For comparison on the Galaxy S25 Ultra, Qwen3-1.7B does 181 tok/s prefill, 40 tok/s decode, and uses 1,306MB of memory. LFM2.5 is almost 2x faster with half the memory.

Getting usable speed in under 700MB on a phone is a big deal for on-device AI work.

Community use case: Z-Image-Engineer V4

One community model fine-tuned from LFM2.5-1.2B-Base is BennyDaBall/LFM2.5-1.2B-Z-Image-Engineer-V4.

It specializes in automatic expansion of image-generation prompts. If you enter a short phrase like “neon samurai,” it turns that into a 200-250 word prompt with lighting, lens settings, composition, and mood.

It is used mainly in workflows for Z-Image Turbo and Flux2 Klein, and there is even a ComfyUI custom node. It also works in LM Studio and Ollama.

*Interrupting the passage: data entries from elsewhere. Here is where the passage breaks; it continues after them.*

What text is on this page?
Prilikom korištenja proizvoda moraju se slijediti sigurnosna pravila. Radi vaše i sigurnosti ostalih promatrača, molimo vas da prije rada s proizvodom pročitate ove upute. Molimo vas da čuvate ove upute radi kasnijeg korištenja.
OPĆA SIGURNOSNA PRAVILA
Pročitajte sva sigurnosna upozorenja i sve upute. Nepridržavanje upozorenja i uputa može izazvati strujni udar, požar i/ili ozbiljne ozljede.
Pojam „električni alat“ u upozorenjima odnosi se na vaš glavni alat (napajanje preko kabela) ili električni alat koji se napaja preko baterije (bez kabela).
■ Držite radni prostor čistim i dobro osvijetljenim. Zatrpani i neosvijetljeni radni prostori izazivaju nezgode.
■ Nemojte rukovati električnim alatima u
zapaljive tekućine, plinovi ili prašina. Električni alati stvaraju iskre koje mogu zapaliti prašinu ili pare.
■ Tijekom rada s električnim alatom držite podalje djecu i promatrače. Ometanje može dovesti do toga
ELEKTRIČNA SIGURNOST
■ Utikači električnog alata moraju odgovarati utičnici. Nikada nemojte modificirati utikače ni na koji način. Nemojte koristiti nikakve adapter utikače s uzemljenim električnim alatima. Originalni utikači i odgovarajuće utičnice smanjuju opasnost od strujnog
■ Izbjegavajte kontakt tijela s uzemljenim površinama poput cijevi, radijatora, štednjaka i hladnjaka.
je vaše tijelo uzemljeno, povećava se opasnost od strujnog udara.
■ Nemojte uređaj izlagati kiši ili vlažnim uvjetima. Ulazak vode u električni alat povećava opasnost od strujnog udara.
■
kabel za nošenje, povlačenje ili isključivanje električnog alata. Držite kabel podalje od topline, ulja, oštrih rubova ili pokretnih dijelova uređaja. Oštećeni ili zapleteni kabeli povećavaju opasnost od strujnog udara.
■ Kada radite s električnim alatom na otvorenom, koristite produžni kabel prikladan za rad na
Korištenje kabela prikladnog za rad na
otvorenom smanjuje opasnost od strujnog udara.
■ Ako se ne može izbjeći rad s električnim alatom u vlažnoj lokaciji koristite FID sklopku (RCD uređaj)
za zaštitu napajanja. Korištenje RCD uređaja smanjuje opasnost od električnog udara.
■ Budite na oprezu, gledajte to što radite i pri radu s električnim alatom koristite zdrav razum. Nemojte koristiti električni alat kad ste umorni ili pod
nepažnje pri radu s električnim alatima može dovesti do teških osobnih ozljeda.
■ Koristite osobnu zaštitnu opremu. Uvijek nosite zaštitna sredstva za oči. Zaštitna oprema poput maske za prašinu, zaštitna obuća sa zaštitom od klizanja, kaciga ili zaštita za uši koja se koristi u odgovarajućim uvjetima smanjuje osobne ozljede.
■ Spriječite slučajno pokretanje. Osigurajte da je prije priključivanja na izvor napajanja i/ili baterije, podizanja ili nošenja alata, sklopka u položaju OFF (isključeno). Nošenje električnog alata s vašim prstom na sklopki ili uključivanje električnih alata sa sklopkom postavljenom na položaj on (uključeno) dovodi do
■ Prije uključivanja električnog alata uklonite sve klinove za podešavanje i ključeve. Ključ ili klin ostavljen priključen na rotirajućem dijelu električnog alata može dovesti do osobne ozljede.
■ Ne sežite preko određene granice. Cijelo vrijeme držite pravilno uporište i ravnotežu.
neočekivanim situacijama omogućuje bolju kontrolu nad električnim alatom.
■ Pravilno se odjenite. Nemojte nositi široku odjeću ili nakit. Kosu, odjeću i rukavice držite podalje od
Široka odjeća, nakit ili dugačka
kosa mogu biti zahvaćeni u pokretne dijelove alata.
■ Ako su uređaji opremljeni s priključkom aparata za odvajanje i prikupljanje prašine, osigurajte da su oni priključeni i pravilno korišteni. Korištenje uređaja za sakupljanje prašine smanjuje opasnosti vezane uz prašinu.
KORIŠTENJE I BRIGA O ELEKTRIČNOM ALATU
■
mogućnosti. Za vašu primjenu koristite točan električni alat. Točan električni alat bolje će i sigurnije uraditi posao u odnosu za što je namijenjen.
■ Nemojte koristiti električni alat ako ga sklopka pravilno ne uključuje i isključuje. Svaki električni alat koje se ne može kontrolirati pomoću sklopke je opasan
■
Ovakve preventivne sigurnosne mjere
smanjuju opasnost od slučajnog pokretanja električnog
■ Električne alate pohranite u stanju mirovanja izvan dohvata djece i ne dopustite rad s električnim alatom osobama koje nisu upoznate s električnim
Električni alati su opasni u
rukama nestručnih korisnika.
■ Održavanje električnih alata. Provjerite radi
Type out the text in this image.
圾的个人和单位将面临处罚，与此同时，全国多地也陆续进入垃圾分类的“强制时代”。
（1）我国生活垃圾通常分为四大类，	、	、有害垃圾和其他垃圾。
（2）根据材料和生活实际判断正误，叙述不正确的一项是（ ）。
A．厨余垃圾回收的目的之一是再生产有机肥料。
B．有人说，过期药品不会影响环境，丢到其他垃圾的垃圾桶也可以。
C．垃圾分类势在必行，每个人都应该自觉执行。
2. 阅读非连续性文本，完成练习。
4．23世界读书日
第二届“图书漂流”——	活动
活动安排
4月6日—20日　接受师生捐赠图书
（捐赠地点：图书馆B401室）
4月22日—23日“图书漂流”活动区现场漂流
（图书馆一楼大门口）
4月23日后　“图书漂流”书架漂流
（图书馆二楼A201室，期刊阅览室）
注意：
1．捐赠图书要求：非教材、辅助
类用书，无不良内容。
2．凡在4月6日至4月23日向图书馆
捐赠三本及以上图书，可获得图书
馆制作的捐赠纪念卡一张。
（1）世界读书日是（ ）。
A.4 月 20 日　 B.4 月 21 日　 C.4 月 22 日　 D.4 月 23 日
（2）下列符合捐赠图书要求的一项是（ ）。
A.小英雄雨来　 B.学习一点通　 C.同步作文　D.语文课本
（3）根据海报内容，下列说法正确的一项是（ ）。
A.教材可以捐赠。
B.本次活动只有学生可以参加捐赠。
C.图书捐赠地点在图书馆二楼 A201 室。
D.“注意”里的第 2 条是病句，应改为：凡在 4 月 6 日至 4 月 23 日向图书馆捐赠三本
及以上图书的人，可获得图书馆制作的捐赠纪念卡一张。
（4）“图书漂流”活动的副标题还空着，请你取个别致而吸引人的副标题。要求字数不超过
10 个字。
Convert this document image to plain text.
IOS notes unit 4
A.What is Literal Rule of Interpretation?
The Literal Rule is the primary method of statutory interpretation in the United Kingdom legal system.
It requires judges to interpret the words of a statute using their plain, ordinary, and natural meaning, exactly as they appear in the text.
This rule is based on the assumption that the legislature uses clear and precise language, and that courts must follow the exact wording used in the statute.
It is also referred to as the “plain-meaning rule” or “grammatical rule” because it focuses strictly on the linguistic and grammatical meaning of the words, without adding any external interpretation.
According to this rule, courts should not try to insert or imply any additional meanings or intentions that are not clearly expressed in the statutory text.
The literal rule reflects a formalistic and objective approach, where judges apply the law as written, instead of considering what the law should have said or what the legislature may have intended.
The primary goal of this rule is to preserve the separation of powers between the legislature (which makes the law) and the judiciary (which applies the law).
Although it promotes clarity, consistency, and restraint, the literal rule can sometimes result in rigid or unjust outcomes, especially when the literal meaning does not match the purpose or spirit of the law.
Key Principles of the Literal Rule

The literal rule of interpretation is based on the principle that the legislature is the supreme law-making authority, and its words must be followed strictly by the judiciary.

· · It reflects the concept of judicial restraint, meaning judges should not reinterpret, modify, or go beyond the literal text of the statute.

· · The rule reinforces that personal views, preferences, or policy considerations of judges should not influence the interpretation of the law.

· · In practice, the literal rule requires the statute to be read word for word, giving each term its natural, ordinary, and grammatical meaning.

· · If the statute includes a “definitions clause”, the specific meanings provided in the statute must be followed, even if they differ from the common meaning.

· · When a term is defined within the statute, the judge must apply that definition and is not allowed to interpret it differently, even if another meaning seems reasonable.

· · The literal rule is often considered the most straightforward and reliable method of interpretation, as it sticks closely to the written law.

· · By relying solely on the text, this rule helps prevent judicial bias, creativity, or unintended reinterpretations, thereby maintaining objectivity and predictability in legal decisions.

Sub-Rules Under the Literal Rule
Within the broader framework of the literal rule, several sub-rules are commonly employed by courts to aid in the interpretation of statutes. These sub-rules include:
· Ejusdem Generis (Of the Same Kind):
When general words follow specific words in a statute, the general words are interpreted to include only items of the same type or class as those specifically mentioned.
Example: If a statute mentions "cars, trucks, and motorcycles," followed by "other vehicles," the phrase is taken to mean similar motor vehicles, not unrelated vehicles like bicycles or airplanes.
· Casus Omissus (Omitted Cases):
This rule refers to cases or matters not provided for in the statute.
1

The original series was developed on a Qwen3-4B base, but the LFM2.5-1.2B version is about 3x faster than the Qwen3 version and only about 700MB when quantized to Q4. It was fully fine-tuned on a 55,000-item dataset and uses a custom regularization method called SMART Training.

This is a good example of LFM2.5’s strength: even a 1.2B model can be very practical when the task is specialized.

License note

LFM2 was Apache 2.0-based, but LFM2.5 switched to the proprietary LFM Open License v1.0. Check the terms before using it.